Multilingual, Multi-Personality

Dining out in Chinatown

Photo by London Transport Museum

In the past, I’ve speculated on how the second language acquisition process contributes to changes in the personality of the learner. Recently an article called Multilinguals Have Multiple Personalities on New Republic caught my attention. It turns out it’s actually based on the same research as I quoted in my Cross-Cultural Marital Communication: Sacrifice, Identity, Choice post, but it’s still an interesting topic well worth revisiting (5 years later).

Questions

This time, rather than insights, though, I just have questions.
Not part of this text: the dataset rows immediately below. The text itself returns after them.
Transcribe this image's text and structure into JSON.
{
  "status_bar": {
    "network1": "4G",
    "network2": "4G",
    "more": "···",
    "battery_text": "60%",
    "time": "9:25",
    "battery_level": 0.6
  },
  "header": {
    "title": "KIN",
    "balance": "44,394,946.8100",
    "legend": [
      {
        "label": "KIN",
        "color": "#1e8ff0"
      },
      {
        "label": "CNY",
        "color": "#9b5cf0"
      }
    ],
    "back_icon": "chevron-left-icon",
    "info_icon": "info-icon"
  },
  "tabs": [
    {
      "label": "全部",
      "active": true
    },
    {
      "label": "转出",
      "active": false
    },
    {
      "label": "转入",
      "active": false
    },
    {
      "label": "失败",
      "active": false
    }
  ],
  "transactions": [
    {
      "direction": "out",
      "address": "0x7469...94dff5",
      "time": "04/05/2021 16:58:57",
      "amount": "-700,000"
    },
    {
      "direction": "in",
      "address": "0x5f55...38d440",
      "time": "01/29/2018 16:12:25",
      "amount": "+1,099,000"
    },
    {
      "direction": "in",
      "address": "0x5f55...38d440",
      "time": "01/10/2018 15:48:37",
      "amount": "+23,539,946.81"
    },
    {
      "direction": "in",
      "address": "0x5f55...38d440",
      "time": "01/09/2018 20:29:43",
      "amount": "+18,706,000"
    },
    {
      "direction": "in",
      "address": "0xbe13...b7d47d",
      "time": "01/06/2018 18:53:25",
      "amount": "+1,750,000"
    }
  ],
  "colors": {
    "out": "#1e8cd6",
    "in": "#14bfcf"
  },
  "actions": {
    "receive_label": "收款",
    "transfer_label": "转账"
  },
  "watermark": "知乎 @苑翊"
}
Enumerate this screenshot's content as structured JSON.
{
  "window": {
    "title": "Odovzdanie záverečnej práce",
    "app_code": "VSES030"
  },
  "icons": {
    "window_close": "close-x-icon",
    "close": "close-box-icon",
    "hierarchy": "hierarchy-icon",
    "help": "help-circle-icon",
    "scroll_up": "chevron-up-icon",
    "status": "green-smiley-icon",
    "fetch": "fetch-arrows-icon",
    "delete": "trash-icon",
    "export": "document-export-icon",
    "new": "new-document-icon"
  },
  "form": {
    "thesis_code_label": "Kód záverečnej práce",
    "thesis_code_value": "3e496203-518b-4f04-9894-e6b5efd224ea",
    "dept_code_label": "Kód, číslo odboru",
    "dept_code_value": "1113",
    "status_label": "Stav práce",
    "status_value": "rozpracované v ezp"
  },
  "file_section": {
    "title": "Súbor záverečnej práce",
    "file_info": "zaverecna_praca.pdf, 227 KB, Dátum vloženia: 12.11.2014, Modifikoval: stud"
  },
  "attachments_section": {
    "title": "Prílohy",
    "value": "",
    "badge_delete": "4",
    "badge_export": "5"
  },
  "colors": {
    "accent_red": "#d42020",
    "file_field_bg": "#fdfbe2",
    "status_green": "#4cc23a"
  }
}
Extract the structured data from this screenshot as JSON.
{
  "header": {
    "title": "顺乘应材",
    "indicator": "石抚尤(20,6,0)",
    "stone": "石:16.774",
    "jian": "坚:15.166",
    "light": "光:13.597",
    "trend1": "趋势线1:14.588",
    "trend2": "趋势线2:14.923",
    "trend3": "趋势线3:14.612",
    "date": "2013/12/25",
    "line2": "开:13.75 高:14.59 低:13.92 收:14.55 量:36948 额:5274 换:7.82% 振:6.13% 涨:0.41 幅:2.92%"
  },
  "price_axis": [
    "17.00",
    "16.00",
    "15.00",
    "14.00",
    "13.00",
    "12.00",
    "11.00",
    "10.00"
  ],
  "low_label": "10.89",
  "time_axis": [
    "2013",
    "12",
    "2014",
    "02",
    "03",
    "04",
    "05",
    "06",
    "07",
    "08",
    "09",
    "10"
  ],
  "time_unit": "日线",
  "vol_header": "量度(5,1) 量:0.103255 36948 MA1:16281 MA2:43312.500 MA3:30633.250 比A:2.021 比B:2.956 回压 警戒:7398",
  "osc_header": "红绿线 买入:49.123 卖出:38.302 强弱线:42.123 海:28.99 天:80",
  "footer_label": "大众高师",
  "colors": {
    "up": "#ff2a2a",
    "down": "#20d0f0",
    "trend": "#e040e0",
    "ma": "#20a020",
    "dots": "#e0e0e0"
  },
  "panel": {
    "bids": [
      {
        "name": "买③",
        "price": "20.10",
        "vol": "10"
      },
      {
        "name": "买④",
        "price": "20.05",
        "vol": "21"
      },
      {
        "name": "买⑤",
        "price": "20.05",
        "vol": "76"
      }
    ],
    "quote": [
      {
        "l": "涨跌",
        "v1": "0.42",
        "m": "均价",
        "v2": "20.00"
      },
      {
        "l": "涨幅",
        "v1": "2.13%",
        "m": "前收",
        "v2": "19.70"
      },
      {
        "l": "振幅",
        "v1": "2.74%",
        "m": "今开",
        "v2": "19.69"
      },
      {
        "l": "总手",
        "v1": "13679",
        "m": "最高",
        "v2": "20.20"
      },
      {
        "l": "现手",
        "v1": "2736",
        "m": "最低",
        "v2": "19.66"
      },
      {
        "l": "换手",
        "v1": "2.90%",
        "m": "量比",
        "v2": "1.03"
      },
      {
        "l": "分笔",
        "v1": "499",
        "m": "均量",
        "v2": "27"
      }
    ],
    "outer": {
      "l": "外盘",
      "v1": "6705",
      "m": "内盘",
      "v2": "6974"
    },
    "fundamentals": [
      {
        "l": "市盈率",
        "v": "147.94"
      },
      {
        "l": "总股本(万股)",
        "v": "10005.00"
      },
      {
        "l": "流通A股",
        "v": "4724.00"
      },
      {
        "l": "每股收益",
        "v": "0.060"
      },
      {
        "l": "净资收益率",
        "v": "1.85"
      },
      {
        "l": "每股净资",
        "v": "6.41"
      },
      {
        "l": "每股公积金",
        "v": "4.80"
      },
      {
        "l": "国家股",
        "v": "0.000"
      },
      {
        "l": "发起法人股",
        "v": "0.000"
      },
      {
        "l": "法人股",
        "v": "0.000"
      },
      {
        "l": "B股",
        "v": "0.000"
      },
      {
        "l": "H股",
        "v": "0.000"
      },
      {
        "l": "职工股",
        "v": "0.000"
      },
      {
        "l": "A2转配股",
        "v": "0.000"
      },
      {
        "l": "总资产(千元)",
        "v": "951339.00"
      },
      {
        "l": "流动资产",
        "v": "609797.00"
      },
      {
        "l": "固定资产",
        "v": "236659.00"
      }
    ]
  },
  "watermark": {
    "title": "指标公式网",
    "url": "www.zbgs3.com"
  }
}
I’m curious how my readers out there might answer the following:

  1. Do you consciously try to create and/or maintain a different personality for your foreign language (FL) speaking identity?

  2. If you don’t consciously try to create and/or maintain a different personality for your FL identity, how do you determine if your FL personality is any different from your native language identity?

  3. If certain languages tend to influence personality in a certain way (as the New Republic article suggests), what personality traits would speaking Mandarin Chinese impart onto its non-native speakers?

Answers

Here are my own answers:

  1. Yes, I did that. I could only keep it up for so long, though, before my fluency made me self-conscious about maintaining my more outgoing, chatty Chinese self. I suspect that some people might be able to keep it up, though, depending on the specific “personality modifications” and the degree to which they’re applied.

  2. Even after I “corrected” my Chinese self, making it more like my English-speaking self, my two personalities aren’t going to be 100% the same, if the New Republic article is to be believed (and I believe it). Most people I know don’t have the language skills or the opportunity to make such a comparison. Maybe Jenny from ChinesePod is in a decent position to judge, but she knows me mostly from how I am at work. That leaves basically just my wife, who’s not a native speaker of English, but is still in a good position to judge. No way to get an objective assessment, though (short of participating in an official experiment)!

  3. This is really hard to say. One way to judge might be to look at how expats in China relate to each other in China, compared to how they relate back home. For example, they may be less shy about asking someone how much they make (kind of a taboo in most western countries). So… speaking Chinese makes you nosier about money?? Not exactly insightful. Obviously, there are problems with the method, too. I’m especially curious what other people think about this: what personality traits would speaking Mandarin Chinese impart onto its non-native speakers?